Utahraptor ostrommaysi YOO-tah-RAP-tor
"Utah's thief"
You 1.8 m (5.9 ft) tall
Utahraptor 6 m (19.7 ft) long
4 people holding hands
- Length
- 6 m (19.7 ft) — About 6 m long, ~500 kg — the largest dromaeosaur ever found.
- Period
- Early Cretaceous (126–124 Mya)
- Place
- North America · Utah
- Food
- Carnivore — Large prey — iguanodontians, juvenile sauropods, anything it could pin down.
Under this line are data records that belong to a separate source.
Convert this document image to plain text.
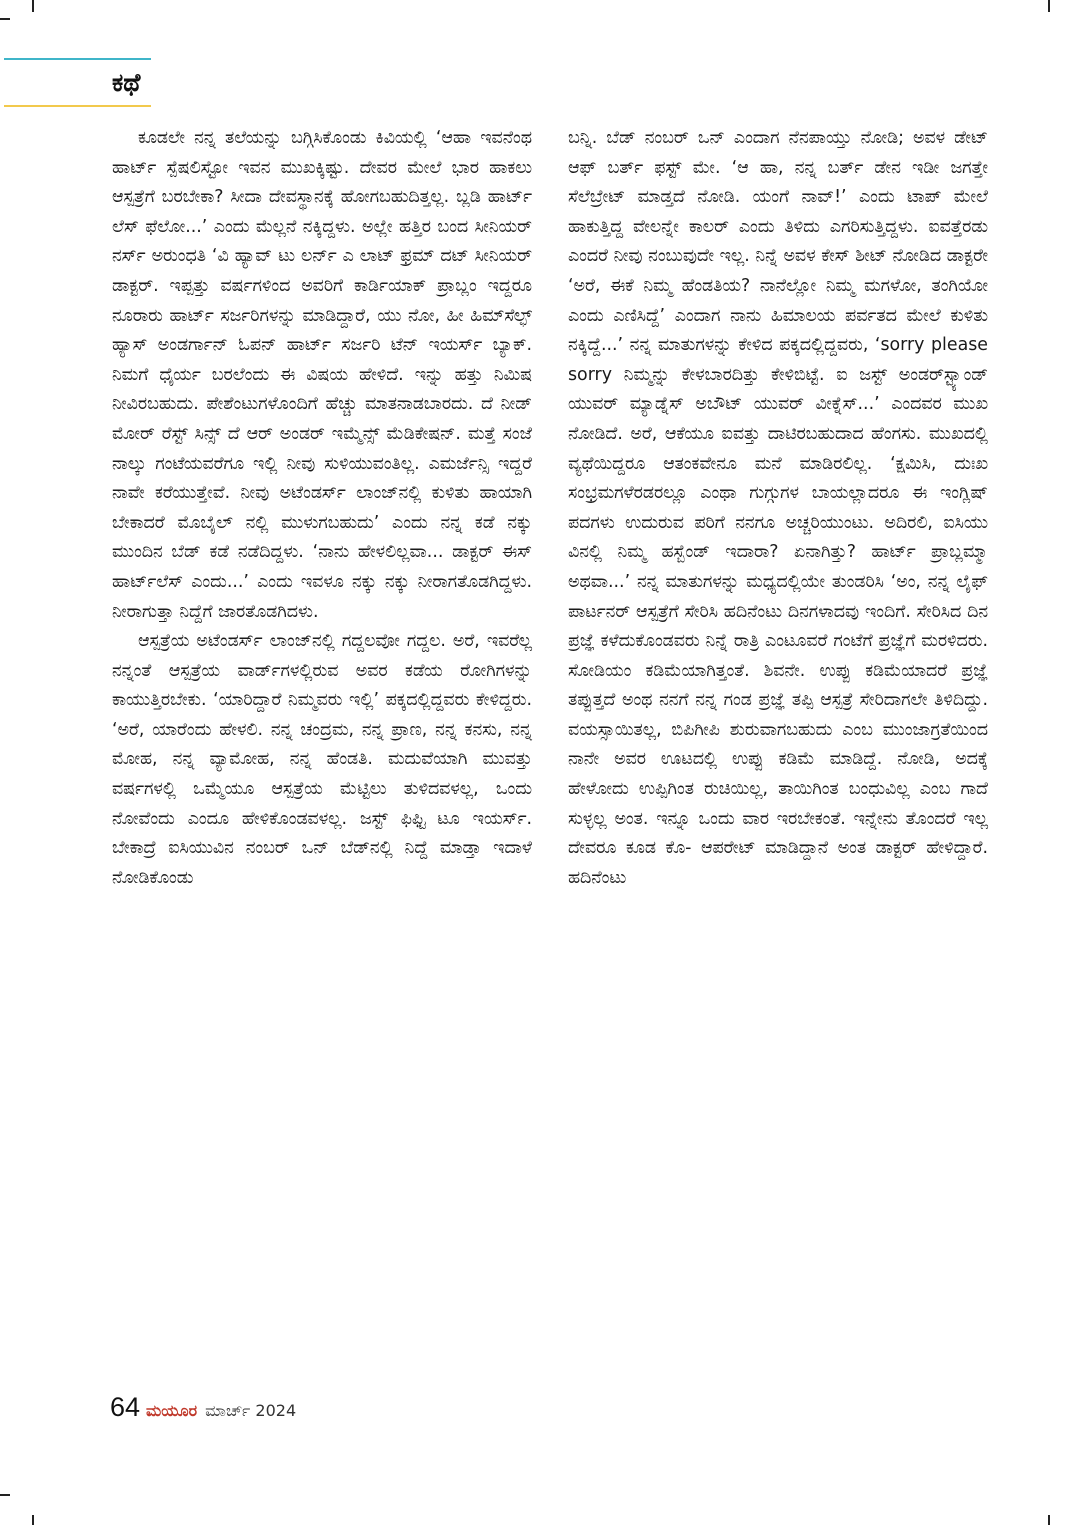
ಕಥೆ

ಕೂಡಲೇ ನನ್ನ ತಲೆಯನ್ನು ಬಗ್ಗಿಸಿಕೊಂಡು ಕಿವಿಯಲ್ಲಿ ‘ಆಹಾ ಇವನೆಂಥ ಹಾರ್ಟ್ ಸ್ಪೆಷಲಿಸ್ಟೋ ಇವನ ಮುಖಕ್ಕಿಷ್ಟು. ದೇವರ ಮೇಲೆ ಭಾರ ಹಾಕಲು ಆಸ್ಪತ್ರೆಗೆ ಬರಬೇಕಾ? ಸೀದಾ ದೇವಸ್ಥಾನಕ್ಕೆ ಹೋಗಬಹುದಿತ್ತಲ್ಲ. ಬ್ಲಡಿ ಹಾರ್ಟ್ ಲೆಸ್ ಫೆಲೋ...’ ಎಂದು ಮೆಲ್ಲನೆ ನಕ್ಕಿದ್ದಳು. ಅಲ್ಲೇ ಹತ್ತಿರ ಬಂದ ಸೀನಿಯರ್ ನರ್ಸ್ ಅರುಂಧತಿ ‘ವಿ ಹ್ಯಾವ್ ಟು ಲರ್ನ್ ಎ ಲಾಟ್ ಫ್ರಮ್ ದಟ್ ಸೀನಿಯರ್ ಡಾಕ್ಟರ್. ಇಪ್ಪತ್ತು ವರ್ಷಗಳಿಂದ ಅವರಿಗೆ ಕಾರ್ಡಿಯಾಕ್ ಪ್ರಾಬ್ಲಂ ಇದ್ದರೂ ನೂರಾರು ಹಾರ್ಟ್ ಸರ್ಜರಿಗಳನ್ನು ಮಾಡಿದ್ದಾರೆ, ಯು ನೋ, ಹೀ ಹಿಮ್‌ಸೆಲ್ಫ್ ಹ್ಯಾಸ್ ಅಂಡರ್ಗಾನ್ ಓಪನ್ ಹಾರ್ಟ್ ಸರ್ಜರಿ ಟೆನ್ ಇಯರ್ಸ್ ಬ್ಯಾಕ್. ನಿಮಗೆ ಧೈರ್ಯ ಬರಲೆಂದು ಈ ವಿಷಯ ಹೇಳಿದೆ. ಇನ್ನು ಹತ್ತು ನಿಮಿಷ ನೀವಿರಬಹುದು. ಪೇಶೆಂಟುಗಳೊಂದಿಗೆ ಹೆಚ್ಚು ಮಾತನಾಡಬಾರದು. ದೆ ನೀಡ್ ಮೋರ್ ರೆಸ್ಟ್ ಸಿನ್ಸ್ ದೆ ಆರ್ ಅಂಡರ್ ಇಮ್ಮೆನ್ಸ್ ಮೆಡಿಕೇಷನ್. ಮತ್ತೆ ಸಂಜೆ ನಾಲ್ಕು ಗಂಟೆಯವರೆಗೂ ಇಲ್ಲಿ ನೀವು ಸುಳಿಯುವಂತಿಲ್ಲ. ಎಮರ್ಜೆನ್ಸಿ ಇದ್ದರೆ ನಾವೇ ಕರೆಯುತ್ತೇವೆ. ನೀವು ಅಟೆಂಡರ್ಸ್ ಲಾಂಜ್‌ನಲ್ಲಿ ಕುಳಿತು ಹಾಯಾಗಿ ಬೇಕಾದರೆ ಮೊಬೈಲ್ ನಲ್ಲಿ ಮುಳುಗಬಹುದು’ ಎಂದು ನನ್ನ ಕಡೆ ನಕ್ಕು ಮುಂದಿನ ಬೆಡ್ ಕಡೆ ನಡೆದಿದ್ದಳು. ‘ನಾನು ಹೇಳಲಿಲ್ಲವಾ... ಡಾಕ್ಟರ್ ಈಸ್ ಹಾರ್ಟ್‌ಲೆಸ್ ಎಂದು...’ ಎಂದು ಇವಳೂ ನಕ್ಕು ನಕ್ಕು ನೀರಾಗತೊಡಗಿದ್ದಳು. ನೀರಾಗುತ್ತಾ ನಿದ್ದೆಗೆ ಜಾರತೊಡಗಿದಳು.

ಆಸ್ಪತ್ರೆಯ ಅಟೆಂಡರ್ಸ್ ಲಾಂಜ್‌ನಲ್ಲಿ ಗದ್ದಲವೋ ಗದ್ದಲ. ಅರೆ, ಇವರೆಲ್ಲ ನನ್ನಂತೆ ಆಸ್ಪತ್ರೆಯ ವಾರ್ಡ್‌ಗಳಲ್ಲಿರುವ ಅವರ ಕಡೆಯ ರೋಗಿಗಳನ್ನು ಕಾಯುತ್ತಿರಬೇಕು. ‘ಯಾರಿದ್ದಾರೆ ನಿಮ್ಮವರು ಇಲ್ಲಿ’ ಪಕ್ಕದಲ್ಲಿದ್ದವರು ಕೇಳಿದ್ದರು. ‘ಅರೆ, ಯಾರೆಂದು ಹೇಳಲಿ. ನನ್ನ ಚಂದ್ರಮ, ನನ್ನ ಪ್ರಾಣ, ನನ್ನ ಕನಸು, ನನ್ನ ಮೋಹ, ನನ್ನ ವ್ಯಾಮೋಹ, ನನ್ನ ಹೆಂಡತಿ. ಮದುವೆಯಾಗಿ ಮುವತ್ತು ವರ್ಷಗಳಲ್ಲಿ ಒಮ್ಮೆಯೂ ಆಸ್ಪತ್ರೆಯ ಮೆಟ್ಟಿಲು ತುಳಿದವಳಲ್ಲ, ಒಂದು ನೋವೆಂದು ಎಂದೂ ಹೇಳಿಕೊಂಡವಳಲ್ಲ. ಜಸ್ಟ್ ಫಿಫ್ಟಿ ಟೂ ಇಯರ್ಸ್. ಬೇಕಾದ್ರೆ ಐಸಿಯುವಿನ ನಂಬರ್ ಒನ್ ಬೆಡ್‌ನಲ್ಲಿ ನಿದ್ದೆ ಮಾಡ್ತಾ ಇದಾಳೆ ನೋಡಿಕೊಂಡು

ಬನ್ನಿ. ಬೆಡ್ ನಂಬರ್ ಒನ್ ಎಂದಾಗ ನೆನಪಾಯ್ತು ನೋಡಿ; ಅವಳ ಡೇಟ್ ಆಫ್ ಬರ್ತ್ ಫಸ್ಟ್ ಮೇ. ‘ಆ ಹಾ, ನನ್ನ ಬರ್ತ್ ಡೇನ ಇಡೀ ಜಗತ್ತೇ ಸೆಲೆಬ್ರೇಟ್ ಮಾಡ್ತದೆ ನೋಡಿ. ಯಂಗೆ ನಾವ್!’ ಎಂದು ಟಾಪ್ ಮೇಲೆ ಹಾಕುತ್ತಿದ್ದ ವೇಲನ್ನೇ ಕಾಲರ್ ಎಂದು ತಿಳಿದು ಎಗರಿಸುತ್ತಿದ್ದಳು. ಐವತ್ತೆರಡು ಎಂದರೆ ನೀವು ನಂಬುವುದೇ ಇಲ್ಲ. ನಿನ್ನೆ ಅವಳ ಕೇಸ್ ಶೀಟ್ ನೋಡಿದ ಡಾಕ್ಟರೇ ‘ಅರೆ, ಈಕೆ ನಿಮ್ಮ ಹೆಂಡತಿಯ? ನಾನೆಲ್ಲೋ ನಿಮ್ಮ ಮಗಳೋ, ತಂಗಿಯೋ ಎಂದು ಎಣಿಸಿದ್ದೆ’ ಎಂದಾಗ ನಾನು ಹಿಮಾಲಯ ಪರ್ವತದ ಮೇಲೆ ಕುಳಿತು ನಕ್ಕಿದ್ದೆ...’ ನನ್ನ ಮಾತುಗಳನ್ನು ಕೇಳಿದ ಪಕ್ಕದಲ್ಲಿದ್ದವರು, ‘sorry please sorry ನಿಮ್ಮನ್ನು ಕೇಳಬಾರದಿತ್ತು ಕೇಳಿಬಿಟ್ಟೆ. ಐ ಜಸ್ಟ್ ಅಂಡರ್‌ಸ್ಟ್ಯಾಂಡ್ ಯುವರ್ ಮ್ಯಾಡ್ನೆಸ್ ಅಬೌಟ್ ಯುವರ್ ವೀಕ್ನೆಸ್...’ ಎಂದವರ ಮುಖ ನೋಡಿದೆ. ಅರೆ, ಆಕೆಯೂ ಐವತ್ತು ದಾಟಿರಬಹುದಾದ ಹೆಂಗಸು. ಮುಖದಲ್ಲಿ ವ್ಯಥೆಯಿದ್ದರೂ ಆತಂಕವೇನೂ ಮನೆ ಮಾಡಿರಲಿಲ್ಲ. ‘ಕ್ಷಮಿಸಿ, ದುಃಖ ಸಂಭ್ರಮಗಳೆರಡರಲ್ಲೂ ಎಂಥಾ ಗುಗ್ಗುಗಳ ಬಾಯಲ್ಲಾದರೂ ಈ ಇಂಗ್ಲಿಷ್ ಪದಗಳು ಉದುರುವ ಪರಿಗೆ ನನಗೂ ಅಚ್ಚರಿಯುಂಟು. ಅದಿರಲಿ, ಐಸಿಯು ವಿನಲ್ಲಿ ನಿಮ್ಮ ಹಸ್ಬೆಂಡ್ ಇದಾರಾ? ಏನಾಗಿತ್ತು? ಹಾರ್ಟ್ ಪ್ರಾಬ್ಲಮ್ಮಾ ಅಥವಾ...’ ನನ್ನ ಮಾತುಗಳನ್ನು ಮಧ್ಯದಲ್ಲಿಯೇ ತುಂಡರಿಸಿ ‘ಅಂ, ನನ್ನ ಲೈಫ್ ಪಾರ್ಟನರ್ ಆಸ್ಪತ್ರೆಗೆ ಸೇರಿಸಿ ಹದಿನೆಂಟು ದಿನಗಳಾದವು ಇಂದಿಗೆ. ಸೇರಿಸಿದ ದಿನ ಪ್ರಜ್ಞೆ ಕಳೆದುಕೊಂಡವರು ನಿನ್ನೆ ರಾತ್ರಿ ಎಂಟೂವರೆ ಗಂಟೆಗೆ ಪ್ರಜ್ಞೆಗೆ ಮರಳಿದರು. ಸೋಡಿಯಂ ಕಡಿಮೆಯಾಗಿತ್ತಂತೆ. ಶಿವನೇ. ಉಪ್ಪು ಕಡಿಮೆಯಾದರೆ ಪ್ರಜ್ಞೆ ತಪ್ಪುತ್ತದೆ ಅಂಥ ನನಗೆ ನನ್ನ ಗಂಡ ಪ್ರಜ್ಞೆ ತಪ್ಪಿ ಆಸ್ಪತ್ರೆ ಸೇರಿದಾಗಲೇ ತಿಳಿದಿದ್ದು. ವಯಸ್ಸಾಯಿತಲ್ಲ, ಬಿಪಿಗೀಪಿ ಶುರುವಾಗಬಹುದು ಎಂಬ ಮುಂಜಾಗ್ರತೆಯಿಂದ ನಾನೇ ಅವರ ಊಟದಲ್ಲಿ ಉಪ್ಪು ಕಡಿಮೆ ಮಾಡಿದ್ದೆ. ನೋಡಿ, ಅದಕ್ಕೆ ಹೇಳೋದು ಉಪ್ಪಿಗಿಂತ ರುಚಿಯಿಲ್ಲ, ತಾಯಿಗಿಂತ ಬಂಧುವಿಲ್ಲ ಎಂಬ ಗಾದೆ ಸುಳ್ಳಲ್ಲ ಅಂತ. ಇನ್ನೂ ಒಂದು ವಾರ ಇರಬೇಕಂತೆ. ಇನ್ನೇನು ತೊಂದರೆ ಇಲ್ಲ ದೇವರೂ ಕೂಡ ಕೊ- ಆಪರೇಟ್ ಮಾಡಿದ್ದಾನೆ ಅಂತ ಡಾಕ್ಟರ್ ಹೇಳಿದ್ದಾರೆ. ಹದಿನೆಂಟು

64 ಮಯೂರ ಮಾರ್ಚ್ 2024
Utahraptor was the giant of the dromaeosaur family — about the size of a polar bear and built like a bird of prey scaled up to bear weight. Its discovery in 1991, right when Jurassic Park was in production, changed how filmmakers imagined raptors. A massive sandstone block found in Utah preserves at least six Utahraptors that may have been mired together in quicksand.
What we know
- Sickle claw on the second toe was nearly 24 cm long — the largest known among dromaeosaurs.
- Heavily built compared to other raptors, with thicker bones to support the larger body.
- A massive sandstone block from Utah preserves multiple individuals stuck together — the 'Utahraptor megablock'.
- Lived about 60 million years before Velociraptor.
What we guess
- Whether the bonebed represents pack hunting or just multiple animals trapped by the same death trap.
- Color and feather pattern — almost certainly feathered, but no preserved feathers have been found yet.
- How it brought down prey much larger than itself — the leading idea is the 'raptor prey restraint' model.